Siempre me ha parecido que cuando una casa alcanza el grado de ruina algo de pueblo se pierde. Y hablo de pueblo en un sentido amplio, no sólo como concepto geográfico e incluso antropológico. Cuando esa vivienda pierde a sus moradores, se establece el final de una relación que duró al menos la última vida de su ocupante. Obviamente me estoy refiriendo a las viviendas tradicionales que aún se mantienen en pie en los cascos históricos de nuestros pueblos de La Gomera. Aquellas que en su día cobijaron familias y que hoy son silencios en las calles.
Esta idea de silencio me vino este pasado sábado cuando, entrada ya la noche, caminaba junto a la iglesia de San Juan Bautista en Vallehermoso. A mi acompañante siempre le llamó la atención una casa ya en ruinas en uno de los márgenes de la plaza. Una puerta, dos ventanas y una cubierta destejada de la que nacen ramas en vez de vigas. Piedras ajadas, desprendidas, descubriendo tras el mortero y la cal la desnudez y sencillez del aparejo. No hay ya cristales porque no hay nada dentro que cuidar. Sólo maleza. Sólo ruina. Sólo silencio.
Esta vivienda no es única. Si caminamos la calle Mayor veremos que los silencios se van repitiendo. Vía que en su momento era la arteria del pueblo, hoy es sólo un pasaje secundario lleno de casonas históricas y puertas cerradas. Porque en los pueblos existe un problema. No sólo es ya cuestión del despoblamiento, que también; las viviendas de las que hablo tienen dueño, pero o están muertos ya, o bien tienen problemas con las herencias. Y he aquí el quid de la cuestión. ¿Qué hacer ante tanto silencio, ante tanto envoltorio vacío, ante tanta fachada histórica sin vida?

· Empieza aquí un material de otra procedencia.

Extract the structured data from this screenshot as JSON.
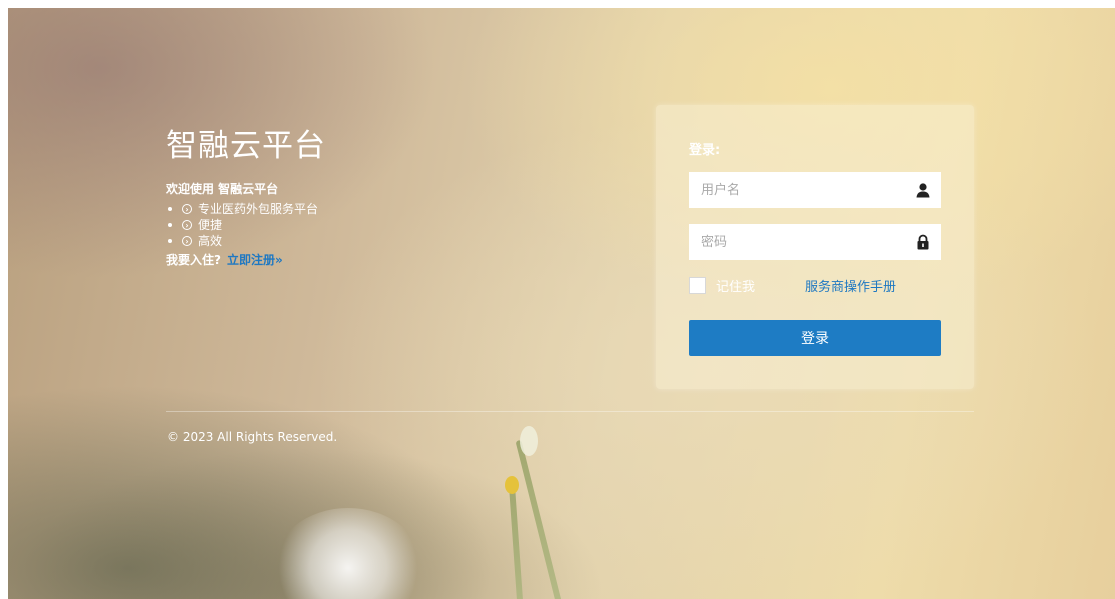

La ley es tajante en este sentido. Si no hay peligro de derrumbe para el ciudadano, no se puede intervenir. Qué pena. No hay manera de darle vida a un casco si no le importa ni a los dueños de estas viviendas fantasmas. Podrían restaurarse, rehabilitarse. Hay ayudas para ello. Pero, mientras tanto, muchas de ellas son pasto de disputas en el mejor de los casos, de un fallecimiento y orfandad, en el peor. Es así. Pasear por las calles de nuestros pueblos sigue siendo una proeza de silencios. De edificios históricos vacíos. De continentes de piedra con tejados caídos donde la única vida que existe es la mala hierba que crece en sus rincones.